Levi Leipheimer: Back for more, part two

In a general sense, racing has been good for Leipheimer, with many marquee wins and high placings on...

In a general sense, racing has been good for Leipheimer, with many marquee wins and high placings on his palmares. The Tour, however, did not start so well for him and has been a love-hate relationship for him – with strong overall finishes in 2002 and 2004, but crashing out in 2003. "I am pretty satisfied with what I have done so far," he said. "The one thing is, when I first went to the Tour in 2002 with Rabobank I had no idea what to expect – and here I was leading this Dutch team. It was all a little bit overwhelming! I did my best, I am very proud that I got eighth in my first Tour. But it was hard because a lot of people were very critical, especially the Dutch people and Dutch media. I just had to stay focused and do my thing."

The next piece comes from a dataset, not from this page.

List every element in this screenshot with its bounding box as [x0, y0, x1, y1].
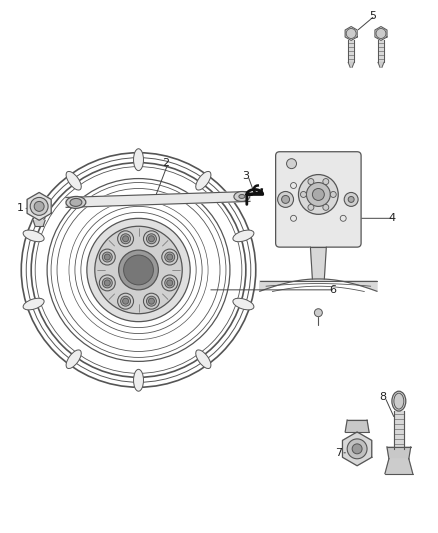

"Looking back on it I am proud of myself for that, but I always wondered – after doing the race a few times – if I could ever win the race. It's hard! Lance and Ullrich, those guys were just so much better, and it was hard for me to really visualize that. I just tried to do my best and eek out a place every year. Until this year, when I was thirty-one seconds from winning. That is when I got to the point where I said, 'I can win the Tour!' That is obviously the one thing I want to do before I retire – win the Tour."

Speaking of a love-hate relationship, the UCI is not exactly on his Christmas card list after what happened the day before the Tour last year. Levi's much-researched and refined time trial position, which he debuted at this year's Tour of California was deemed unsafe and against the UCI rules since his aerobars were not perpendicular to the ground. This news coincidentally came on July 4, the day before the Tour start.

"It wasn't what I wanted!" Leipheimer laughed. "In the end though, like the last time trial with the position we were in with me fighting for the podium, it's not like I am thinking about it during the time trial. 'Oh, if only my bars were higher!' I was just going as hard as I could. The frustrating thing is they don't give you a good reason why you have to have your bars flat."

"With the restrictions they seem to make up as they go along it's not worth it. The day before the Tour [of Missouri] when we went to get it checked out before the start the commissaries said we were fine. It was so stupid, it was the same position I had in the Tour. The rule is what it is, but certain commissaries feel like it is a bad thing to have your hands up. Personally I think they don't like the way it looks. It's the only thing I can think of!"

Stepping back a little farther, as for how he got to where he is professionally, Leipheimer said he has no regrets and would do it the same, including with the teams for whom he has ridden. "Going to Rabobank and Gerolsteiner, I wouldn't trade that. At the time, that was my opportunity and I learned a lot. It made me stronger and smarter in the end. Later in my career, when I look back at the teams I've raced for and the countries I've raced in, it's priceless. I don't have any regrets about teams I went to or races that I chose to focus on."